Percussion drilling is a well-established technique that breaks rock by hammering impacts transferred from the rock drill bit, mounted at one end of a drill string, to the rock at the bottom of the borehole. The energy needed to break the rock is generated by a hydraulically driven piston that contacts a shank adaptor positioned at the opposite end of the drill string to the drill tool. The piston strike on the adaptor creates a stress (or shock) wave that propagates through the drill string and ultimately to the borehole rock bottom.
Shank adaptors typically comprise an internal bore to allow transfer of a flushing fluid to the region of the drill tool. The flushing fluid acts to both cool the tool and to expel drill cuttings and fines from the bore hole. Conventionally, the fluid is introduced into the shank adaptor via a radially extending hole in the adaptor wall that is submerged within a fluid tank that seals onto the external surface of the adaptor axially either side of the hole. Example shank adaptors with internal flushing bores are described in CA 2,247,842; GB 2352671; WO 2012/032485 and WO 2004/079152.
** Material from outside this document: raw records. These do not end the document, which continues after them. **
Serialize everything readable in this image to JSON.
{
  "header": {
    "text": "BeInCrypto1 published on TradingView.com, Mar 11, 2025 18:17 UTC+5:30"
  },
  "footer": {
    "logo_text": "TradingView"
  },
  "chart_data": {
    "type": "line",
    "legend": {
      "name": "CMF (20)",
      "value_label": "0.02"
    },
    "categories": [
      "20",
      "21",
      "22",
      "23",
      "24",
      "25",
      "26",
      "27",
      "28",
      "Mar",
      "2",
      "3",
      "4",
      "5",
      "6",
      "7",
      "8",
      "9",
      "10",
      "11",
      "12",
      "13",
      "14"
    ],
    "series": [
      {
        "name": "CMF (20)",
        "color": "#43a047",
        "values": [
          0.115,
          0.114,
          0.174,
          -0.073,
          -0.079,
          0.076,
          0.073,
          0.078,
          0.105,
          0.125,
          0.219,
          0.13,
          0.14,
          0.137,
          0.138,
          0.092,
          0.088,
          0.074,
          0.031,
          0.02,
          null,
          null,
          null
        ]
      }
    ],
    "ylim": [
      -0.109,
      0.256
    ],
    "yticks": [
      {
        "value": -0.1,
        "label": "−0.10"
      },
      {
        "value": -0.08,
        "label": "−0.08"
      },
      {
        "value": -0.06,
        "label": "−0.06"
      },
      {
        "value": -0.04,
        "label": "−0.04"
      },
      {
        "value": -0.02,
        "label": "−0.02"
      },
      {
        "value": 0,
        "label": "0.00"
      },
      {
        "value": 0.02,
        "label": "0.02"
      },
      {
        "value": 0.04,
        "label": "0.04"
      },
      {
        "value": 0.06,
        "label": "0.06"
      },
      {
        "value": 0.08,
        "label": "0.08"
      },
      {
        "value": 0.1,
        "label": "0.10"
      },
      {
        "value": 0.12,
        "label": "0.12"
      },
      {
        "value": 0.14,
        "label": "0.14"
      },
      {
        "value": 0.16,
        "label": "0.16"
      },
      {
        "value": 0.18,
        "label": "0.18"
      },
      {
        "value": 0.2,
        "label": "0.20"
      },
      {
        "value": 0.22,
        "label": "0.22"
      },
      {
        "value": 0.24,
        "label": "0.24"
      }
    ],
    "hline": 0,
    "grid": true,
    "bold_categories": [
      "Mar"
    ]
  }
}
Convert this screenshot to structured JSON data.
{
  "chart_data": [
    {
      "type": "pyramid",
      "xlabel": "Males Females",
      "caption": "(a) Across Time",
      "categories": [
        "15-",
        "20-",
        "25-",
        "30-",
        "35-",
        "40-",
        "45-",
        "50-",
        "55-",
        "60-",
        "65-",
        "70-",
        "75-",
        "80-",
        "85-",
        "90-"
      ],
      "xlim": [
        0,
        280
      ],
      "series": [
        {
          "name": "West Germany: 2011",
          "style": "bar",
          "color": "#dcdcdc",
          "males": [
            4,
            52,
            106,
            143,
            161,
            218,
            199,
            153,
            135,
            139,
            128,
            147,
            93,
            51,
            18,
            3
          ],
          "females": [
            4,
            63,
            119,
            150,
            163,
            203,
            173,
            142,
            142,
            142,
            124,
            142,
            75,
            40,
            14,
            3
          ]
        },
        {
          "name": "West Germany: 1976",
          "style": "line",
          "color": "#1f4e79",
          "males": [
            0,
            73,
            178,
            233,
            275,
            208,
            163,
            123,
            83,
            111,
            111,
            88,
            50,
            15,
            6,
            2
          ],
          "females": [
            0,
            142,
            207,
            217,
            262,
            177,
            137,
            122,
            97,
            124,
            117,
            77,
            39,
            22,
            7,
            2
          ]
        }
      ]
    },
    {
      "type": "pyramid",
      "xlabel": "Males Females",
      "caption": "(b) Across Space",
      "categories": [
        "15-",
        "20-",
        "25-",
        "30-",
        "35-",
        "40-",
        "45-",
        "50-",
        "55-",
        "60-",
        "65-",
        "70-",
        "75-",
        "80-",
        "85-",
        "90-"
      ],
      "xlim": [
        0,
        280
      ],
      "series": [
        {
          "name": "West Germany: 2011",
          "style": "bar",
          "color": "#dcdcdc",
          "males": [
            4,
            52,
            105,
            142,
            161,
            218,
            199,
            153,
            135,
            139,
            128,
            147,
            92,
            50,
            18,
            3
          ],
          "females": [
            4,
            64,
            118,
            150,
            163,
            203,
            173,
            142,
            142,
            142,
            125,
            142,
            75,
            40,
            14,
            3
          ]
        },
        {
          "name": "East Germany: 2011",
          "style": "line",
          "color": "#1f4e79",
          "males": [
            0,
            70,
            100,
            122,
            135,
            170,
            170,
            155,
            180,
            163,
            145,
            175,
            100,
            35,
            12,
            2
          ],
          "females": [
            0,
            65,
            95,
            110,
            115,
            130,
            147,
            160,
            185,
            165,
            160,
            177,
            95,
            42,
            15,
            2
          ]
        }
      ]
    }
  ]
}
A common problem with existing shank adaptors is the susceptibility for the adaptor wall to fracture with a crack originating and propagating from the flush hole due, in part, to the compressive and tensile stresses generated by the percussive piston and in particular the shock wave that is transmitted through the adaptor to the drill string and ultimately the drill tool. In underground applications, crack initiation is assisted by cavitational damage that exacerbates the problem. Shank adaptor failure is a particular problem for users as it often destroys the rubber seals at the fluid housing surrounding the adaptor. Time consuming replacement in repair of components is required resulting in very undesirable machine downtime. WO 2004/079152 discloses a flushing hole that attempts to reduce the stress at the region of the hole to mitigate fracture. However, there still exists a need for a shank adaptor having a flushing hole that further reduces or eliminates the likelihood of fracture in response to both compressive and tensile forces imparted and transmitted through the adaptor.